90. The Prevention of Money Laundering (Taking Possession of Attached or Frozen Properties Confirmed by the Adjudicating Authority) Rules, 2013 (hereinafter referred to as Rules) notified on 19th August, 2013 lays down manner of taking possession of movable and immovable property under different circumstances. The Rules also lays down the circumstances in which possession of the property is not to be taken subject to certain terms and conditions. Thus, even though the provisions of the Act enjoin the respondent to take possession of the property but under certain circumstances possession is not to be taken. Whether possession of the property shall be taken or not will depend upon the facts and circumstances of each case. In the present case, the respondent has not issued any notice to the appellants for taking over the possession of the immovable properties and all the facts and circumstances were not disclosed before the authorities below as to why the physical possession of the properties should not be taken. Consequently, the authorities below had not adjudicated on this point.
91. The plea raised by the appellants that the word "shall" should be read as "may" and provisions of section 8(4) should be read as discretionary is not relevant in the facts and circumstances and does not require any further consideration in view of The Prevention of Money Laundering (Taking Possession of Attached or Frozen Properties Confirmed by the Adjudicating Authority) Rules, 2013 and in the above noted facts and circumstances.

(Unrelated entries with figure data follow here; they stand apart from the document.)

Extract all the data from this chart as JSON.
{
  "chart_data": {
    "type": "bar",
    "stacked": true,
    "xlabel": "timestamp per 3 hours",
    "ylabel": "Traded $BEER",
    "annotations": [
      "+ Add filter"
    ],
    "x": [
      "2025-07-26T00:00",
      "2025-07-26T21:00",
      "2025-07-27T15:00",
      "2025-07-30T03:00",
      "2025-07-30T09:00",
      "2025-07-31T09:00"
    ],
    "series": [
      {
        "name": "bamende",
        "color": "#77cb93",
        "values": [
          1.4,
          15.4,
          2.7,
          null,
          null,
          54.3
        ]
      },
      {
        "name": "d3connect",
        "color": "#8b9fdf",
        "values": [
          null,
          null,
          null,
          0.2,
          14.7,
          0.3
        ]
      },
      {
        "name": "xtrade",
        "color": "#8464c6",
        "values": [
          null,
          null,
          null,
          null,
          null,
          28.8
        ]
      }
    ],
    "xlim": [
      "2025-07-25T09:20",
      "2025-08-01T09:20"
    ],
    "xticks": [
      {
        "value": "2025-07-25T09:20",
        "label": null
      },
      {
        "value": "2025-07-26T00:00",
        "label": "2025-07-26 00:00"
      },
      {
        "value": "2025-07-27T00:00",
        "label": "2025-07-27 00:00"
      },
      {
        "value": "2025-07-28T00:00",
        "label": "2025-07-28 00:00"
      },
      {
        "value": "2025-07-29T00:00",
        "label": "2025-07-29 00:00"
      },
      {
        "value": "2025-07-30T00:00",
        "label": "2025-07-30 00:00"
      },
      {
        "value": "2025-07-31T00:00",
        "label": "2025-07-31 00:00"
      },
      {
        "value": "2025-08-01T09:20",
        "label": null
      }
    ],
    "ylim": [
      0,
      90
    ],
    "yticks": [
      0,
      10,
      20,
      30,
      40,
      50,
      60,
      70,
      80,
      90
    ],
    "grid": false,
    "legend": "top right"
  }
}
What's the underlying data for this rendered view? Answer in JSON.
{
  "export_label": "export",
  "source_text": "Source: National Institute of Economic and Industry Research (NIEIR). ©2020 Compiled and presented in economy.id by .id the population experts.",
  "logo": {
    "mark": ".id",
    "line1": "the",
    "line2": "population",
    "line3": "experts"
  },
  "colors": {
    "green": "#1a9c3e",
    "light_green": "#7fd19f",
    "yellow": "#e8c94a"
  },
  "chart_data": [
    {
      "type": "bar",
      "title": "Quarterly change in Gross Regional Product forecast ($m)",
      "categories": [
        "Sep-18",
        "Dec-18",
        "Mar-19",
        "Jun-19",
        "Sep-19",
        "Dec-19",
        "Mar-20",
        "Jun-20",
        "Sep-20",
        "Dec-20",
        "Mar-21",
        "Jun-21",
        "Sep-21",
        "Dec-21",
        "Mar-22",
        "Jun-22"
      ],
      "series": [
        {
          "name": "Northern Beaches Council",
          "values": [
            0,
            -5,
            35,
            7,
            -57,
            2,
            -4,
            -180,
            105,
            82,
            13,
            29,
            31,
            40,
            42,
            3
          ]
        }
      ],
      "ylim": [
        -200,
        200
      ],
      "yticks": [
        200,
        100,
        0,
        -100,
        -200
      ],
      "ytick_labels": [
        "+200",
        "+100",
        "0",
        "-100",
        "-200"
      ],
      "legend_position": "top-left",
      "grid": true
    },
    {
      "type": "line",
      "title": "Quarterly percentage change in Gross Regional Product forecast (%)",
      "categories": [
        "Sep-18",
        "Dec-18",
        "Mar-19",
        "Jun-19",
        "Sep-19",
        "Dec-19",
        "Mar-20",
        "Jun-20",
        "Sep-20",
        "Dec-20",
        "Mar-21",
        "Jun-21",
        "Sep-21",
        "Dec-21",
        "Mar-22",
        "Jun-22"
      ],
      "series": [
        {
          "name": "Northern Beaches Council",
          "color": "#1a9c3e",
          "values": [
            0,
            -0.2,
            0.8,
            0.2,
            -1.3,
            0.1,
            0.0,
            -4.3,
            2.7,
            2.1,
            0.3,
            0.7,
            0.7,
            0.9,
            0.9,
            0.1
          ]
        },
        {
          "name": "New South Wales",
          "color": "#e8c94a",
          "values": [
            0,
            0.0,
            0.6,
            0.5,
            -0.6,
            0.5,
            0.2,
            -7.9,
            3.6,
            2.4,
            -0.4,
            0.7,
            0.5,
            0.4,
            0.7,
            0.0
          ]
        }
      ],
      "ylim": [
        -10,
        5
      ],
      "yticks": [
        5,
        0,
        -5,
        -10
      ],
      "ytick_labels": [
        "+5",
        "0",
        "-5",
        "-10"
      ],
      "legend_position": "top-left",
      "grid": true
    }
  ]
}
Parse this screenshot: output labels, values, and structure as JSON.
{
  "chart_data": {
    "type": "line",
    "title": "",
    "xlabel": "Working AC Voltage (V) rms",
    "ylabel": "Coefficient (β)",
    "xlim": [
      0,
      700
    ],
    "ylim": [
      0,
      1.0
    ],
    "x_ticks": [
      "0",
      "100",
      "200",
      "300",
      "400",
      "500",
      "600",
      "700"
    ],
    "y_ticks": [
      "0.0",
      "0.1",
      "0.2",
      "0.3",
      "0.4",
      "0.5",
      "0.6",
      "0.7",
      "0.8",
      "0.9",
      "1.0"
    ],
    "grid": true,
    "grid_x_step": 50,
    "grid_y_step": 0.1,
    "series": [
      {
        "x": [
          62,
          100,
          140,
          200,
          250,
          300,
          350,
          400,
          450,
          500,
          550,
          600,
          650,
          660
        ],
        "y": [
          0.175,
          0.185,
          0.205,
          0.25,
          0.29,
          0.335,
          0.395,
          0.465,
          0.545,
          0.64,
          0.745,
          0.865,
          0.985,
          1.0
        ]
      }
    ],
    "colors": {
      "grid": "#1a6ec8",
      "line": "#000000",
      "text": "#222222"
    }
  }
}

92. In the facts and circumstances and for the above discussed reasons, the appellants have failed to make out any illegality or irregularity in the orders of the Adjudicating Authority. Therefore, for the above noted reasons, the pleas of the appellants are repelled and there are no merit in these appeals and they are liable to be dismissed. The above noted appeals are therefore, dismissed. All the pending applications in the appeals are also disposed of. The parties are however, left to bear their own costs.